Spark is an open source distributed cluster-computing system that is used for handling big data:
import os
import sys
import re
import time
from pyspark import SparkContext
from pyspark import SparkContext
from pyspark.sql import SQLContext
from pyspark.sql.types import *
from pyspark.sql import Row
# from pyspark.sql.functions import *
%matplotlib inline
import matplotlib.pyplot as plt
import pandas as pd
import numpy as np
import pyspark.sql.functions as func
import matplotlib.patches as mpatches
from operator import add
from pyspark.mllib.clustering import KMeans, KMeansModel
from operator import add
from pyspark.mllib.tree import DecisionTree, DecisionTreeModel
from pyspark.mllib.util import MLUtils
from pyspark.mllib.regression import LabeledPoint
import itertools
We start by loading the entire dataset:
input_path_of_file = "/datasets/kddcup.data" data_raw = sc.textFile(input_path_of_file, 12)
Since the data is associated with the label, we write a function that will separate the label from the feature vector:
def parseVector(line):
columns = line.split(',')
thelabel = columns[-1]
featurevector = columns[:-1]
featurevector = [element for i, element in enumerate(featurevector) if i not in [1, 2, 3]]
featurevector = np.array(featurevector, dtype=np.float)
return (thelabel, featurevector)
labelsAndData = raw_data.map(parseVector).cache()
thedata = labelsAndData.map(lambda row: row[1]).cache()
n = thedata.count()
len(data.first())
The output for n, that is, the number of connections, is as follows:
4898431
38
We use the k-mean algorithm from the MLLIB package. The initial choice here is to use two clusters, because first we need to understand the data:
time1 = time.time()
k_clusters = KMeans.train(thedata, 2, maxIterations=10, runs=10, initializationMode="random")
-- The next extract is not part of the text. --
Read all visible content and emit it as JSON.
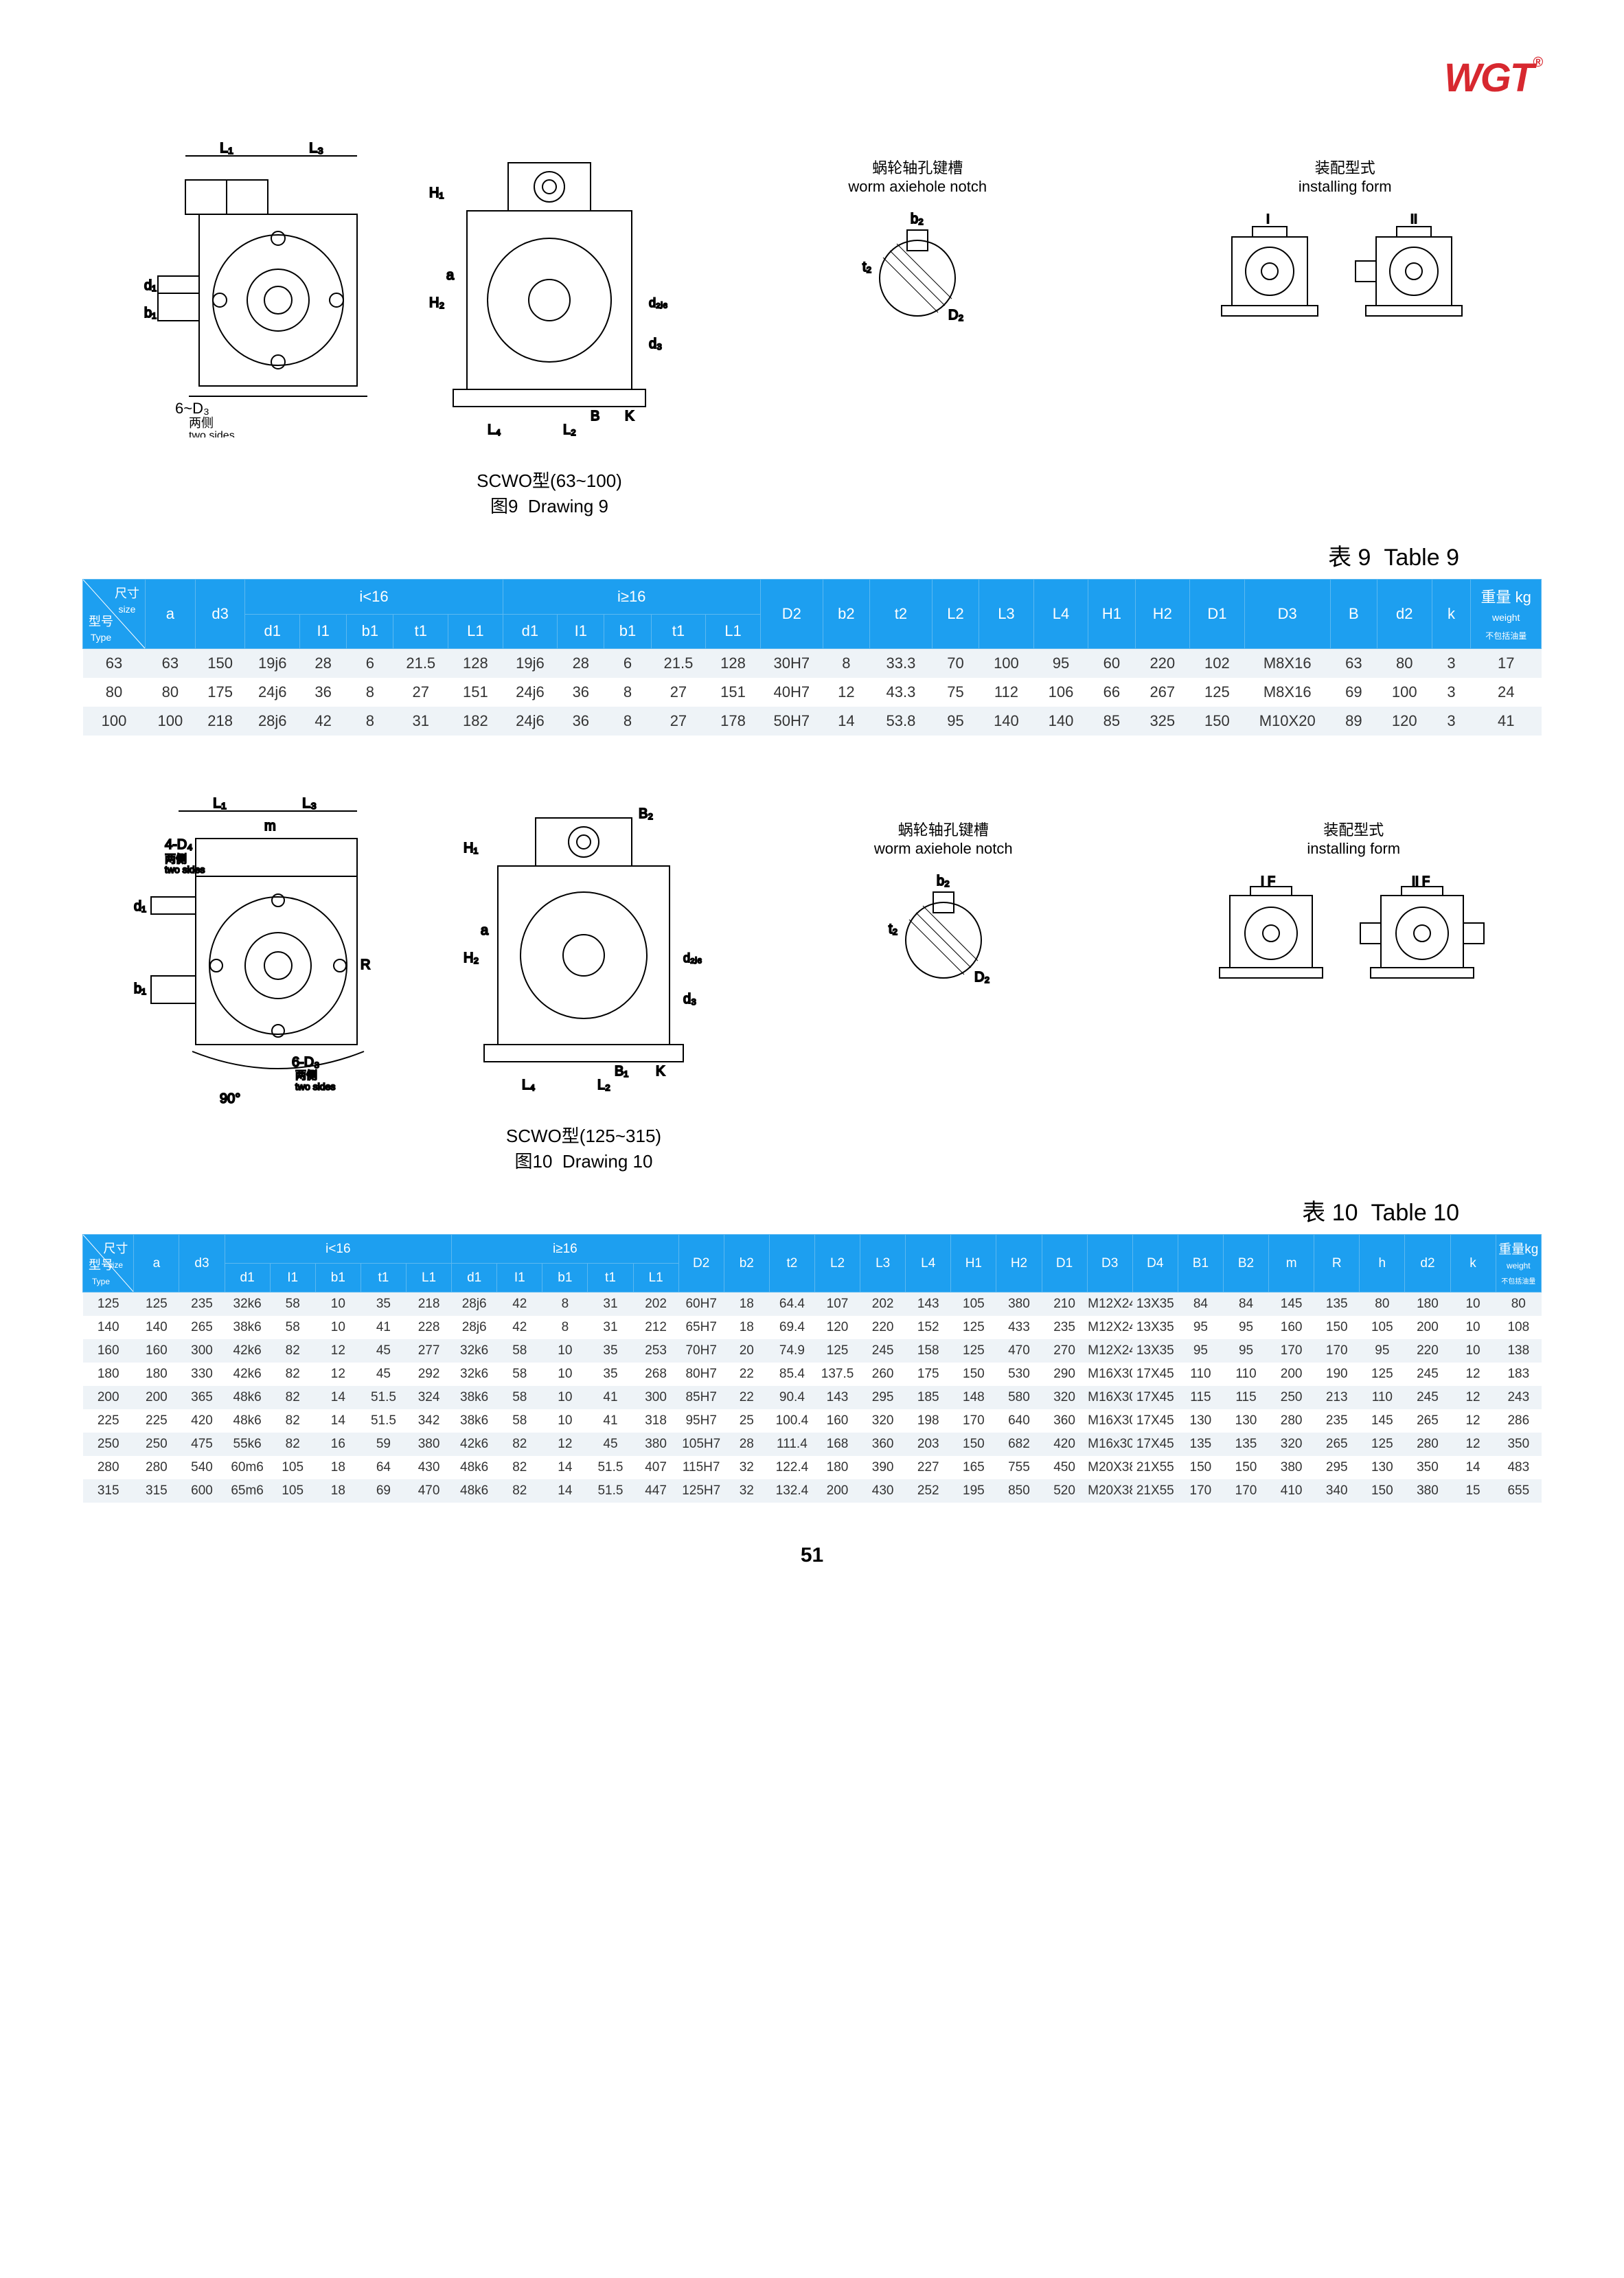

print(time.time() - time1)
We will display how these features look. Since the dataset is huge, we will randomly choose three out of the 38 features and display some portions of the data:
def getFeatVecs(data):
n = thedata.count()
means = thedata.reduce(add) / n
vecs_ = thedata.map(lambda x: (x - means)**2).reduce(add) / n
return vecs_
vecs_ = getFeatVecs(data)
On displaying the vectors, we see that there is a lot variance in the data:
print vecs_
array([ 5.23205909e+05, 8.86292287e+11, 4.16040826e+11,
5.71608336e-06, 1.83649380e-03, 5.20574220e-05, 2.19940474e-01, 5.32813401e-05, 1.22928440e-01, 1.48724429e+01, 6.81804492e-05, 6.53256901e-05, 1.55084339e+01, 1.54220970e-02, 7.63454566e-05, 1.26099403e-03, 0.00000000e+00, 4.08293836e-07, 8.34467881e-04, 4.49400827e+04, 6.05124011e+04, 1.45828938e-01, 1.46118156e-01, 5.39414093e-02, 5.41308521e-02, 1.51551218e-01, 6.84170094e-03, 1.97569872e-02, 4.09867958e+03, 1.12175120e+04, 1.69073904e-01, 1.17816269e-02, 2.31349138e-01, 1.70236904e-03, 1.45800386e-01, 1.46059565e-01, 5.33345749e-02, 5.33506914e-02])
mean = thedata.map(lambda x: x[1]).reduce(add) / n
print(thedata.filter(lambda x: x[1] > 10*mean).count())
4499
We want to identify the features that vary the most and to be able to plot them:
indices_of_variance = [t[0] for t in sorted(enumerate(vars_), key=lambda x: x[1])[-3:]]
dataprojected = thedata.randomSplit([10, 90])[0]
# separate into two rdds
rdd0 = thedata.filter(lambda point: k_clusters.predict(point)==0)
rdd1 = thedata.filter(lambda point: k_clusters.predict(point)==1)
center_0 = k_clusters.centers[0]
center_1 = k_clusters.centers[1]
cluster_0 = rdd0.take(5)
cluster_1 = rdd1.take(5)
cluster_0_projected = np.array([[point[i] for i in indices_of_variance] for point in cluster_0])
cluster_1_projected = np.array([[point[i] for i in indices_of_variance] for point in cluster_1])
M = max(max(cluster1_projected.flatten()), max(cluster_0_projected.flatten()))
m = min(min(cluster1_projected.flatten()), min(cluster_0_projected.flatten()))
fig2plot = plt.figure(figsize=(8, 8))
pltx = fig2plot.add_subplot(111, projection='3d')
pltx.scatter(cluster0_projected[:, 0], cluster0_projected[:, 1], cluster0_projected[:, 2], c="b")
pltx.scatter(cluster1_projected[:, 0], cluster1_projected[:, 1], cluster1_projected[:, 2], c="r")
pltx.set_xlim(m, M)
pltx.set_ylim(m, M)
pltx.set_zlim(m, M)
pltx.legend(["cluster 0", "cluster 1"])
The graph we get from the preceding is as follows:
We see that the number of elements in cluster 1 is far more than that of the number of elements in cluster 2. Cluster 0 has its elements far from the center of the data, which is indicative of the imbalance in the data.